Z
Tiene las iniciales del último de la clase y juega al fútbol como si fuera Dios. Detiene la pelota en medio de una tormenta de disparos y convierte su gesto en un guiño cómplice con el balón, que se convierte, en ese instante mágico que Kipling describe en If, en el único protagonista de la cancha; él hace el milagro de silenciar el campo como si de pronto hubiera desaparecido el público; su vigor consiste en la suavidad.Z. Esa disposición suya para terminar en arte lo que empieza en la fuerza azarosa de las balas le ha hecho, en poco tiempo, un personaje mundial, pero por lo que se ve en el campo el pedestal le ha dado la principal categoría de persona; no le ha engañado la fama; se quiere ir a la playa, es como todo el mundo, saluda al árbitro con la mano cuando éste le ha pitado falta, va a recoger los balones perdidos fuera del campo y los entrega en mano a los enemigos. Una persona.
Z tiene la salud risueña de los que sólo se miran al espejo una vez a la semana y ponen en el pedestal a los que van con él. Ahí le ven, dándole a Anelka la Copa. Probablemente, como casi todo el mundo fuera del terreno de juego, tiene las características del Alatriste de Pérez-Reverte -"No era el hombre más honesto ni el más piadoso..."-, pero en el estadio se ha dotado de todas las virtudes y, además, como Alatriste, es un hombre valiente y solidario, en el que los demás se fijan para no avergonzarse del presente del fútbol. Está tan seguro de la superioridad de sus armas que elogia sin freno a los que le hacen sombra e incluso declaró en dos ocasiones que Raúl es su ídolo y que se hace cargo de su tristeza cuando falló aquel penalti.

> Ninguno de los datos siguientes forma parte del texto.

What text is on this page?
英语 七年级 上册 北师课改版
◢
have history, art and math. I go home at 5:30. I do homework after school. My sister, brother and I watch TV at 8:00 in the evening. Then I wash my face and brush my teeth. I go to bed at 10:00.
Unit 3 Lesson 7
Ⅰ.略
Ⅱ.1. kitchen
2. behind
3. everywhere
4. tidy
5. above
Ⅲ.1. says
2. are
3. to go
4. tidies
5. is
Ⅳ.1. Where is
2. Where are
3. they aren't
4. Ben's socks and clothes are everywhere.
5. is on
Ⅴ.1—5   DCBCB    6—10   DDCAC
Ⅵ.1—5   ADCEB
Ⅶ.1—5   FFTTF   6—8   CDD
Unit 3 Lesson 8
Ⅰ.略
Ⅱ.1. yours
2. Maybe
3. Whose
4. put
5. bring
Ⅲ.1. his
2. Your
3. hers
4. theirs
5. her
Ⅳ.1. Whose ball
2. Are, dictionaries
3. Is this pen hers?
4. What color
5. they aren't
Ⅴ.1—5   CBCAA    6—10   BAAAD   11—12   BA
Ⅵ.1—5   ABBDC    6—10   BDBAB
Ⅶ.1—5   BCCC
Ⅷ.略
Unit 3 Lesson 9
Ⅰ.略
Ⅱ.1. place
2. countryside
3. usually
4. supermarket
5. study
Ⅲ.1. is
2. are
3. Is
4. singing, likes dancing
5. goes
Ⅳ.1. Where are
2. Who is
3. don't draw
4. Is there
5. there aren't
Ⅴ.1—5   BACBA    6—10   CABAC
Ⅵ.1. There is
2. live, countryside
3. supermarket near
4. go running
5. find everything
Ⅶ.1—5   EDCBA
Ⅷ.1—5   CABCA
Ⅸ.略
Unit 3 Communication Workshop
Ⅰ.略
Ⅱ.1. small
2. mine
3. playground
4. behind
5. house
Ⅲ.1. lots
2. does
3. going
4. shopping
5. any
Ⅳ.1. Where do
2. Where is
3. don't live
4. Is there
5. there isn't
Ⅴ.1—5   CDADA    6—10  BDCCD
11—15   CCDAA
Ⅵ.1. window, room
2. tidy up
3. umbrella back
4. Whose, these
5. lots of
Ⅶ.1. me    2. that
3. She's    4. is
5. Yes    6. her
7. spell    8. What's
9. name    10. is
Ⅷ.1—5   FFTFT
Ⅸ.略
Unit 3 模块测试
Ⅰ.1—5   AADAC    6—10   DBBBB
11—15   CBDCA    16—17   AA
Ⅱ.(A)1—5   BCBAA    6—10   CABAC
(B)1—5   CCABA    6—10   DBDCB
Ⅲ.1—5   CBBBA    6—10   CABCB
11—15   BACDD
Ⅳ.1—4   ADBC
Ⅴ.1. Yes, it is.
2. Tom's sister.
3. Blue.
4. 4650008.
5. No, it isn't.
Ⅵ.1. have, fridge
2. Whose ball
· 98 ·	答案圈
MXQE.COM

Verle jugar, en fin, reconcilia a la vida con la pasión del fútbol; hace años, en el Vicente Calderón, Vieri marcó para el Atlético de Madrid un gol improbable, que logró sólo gracias a que los demás creyeron que él era tonto; este Z del fútbol argelino que Francia tiene en sus diccionarios igual que tiene a Albert Camus, emigrantes gloriosos de un país inteligente, va por el campo como si pidiera perdón, pero al fin él es quien hace el milagro de multiplicar lo que los demás sueñan, por lo que él guarda en el imán mágico de unas botas que se hicieron en la calle, a la hora en que los demás presumían. Z. Qué gozada.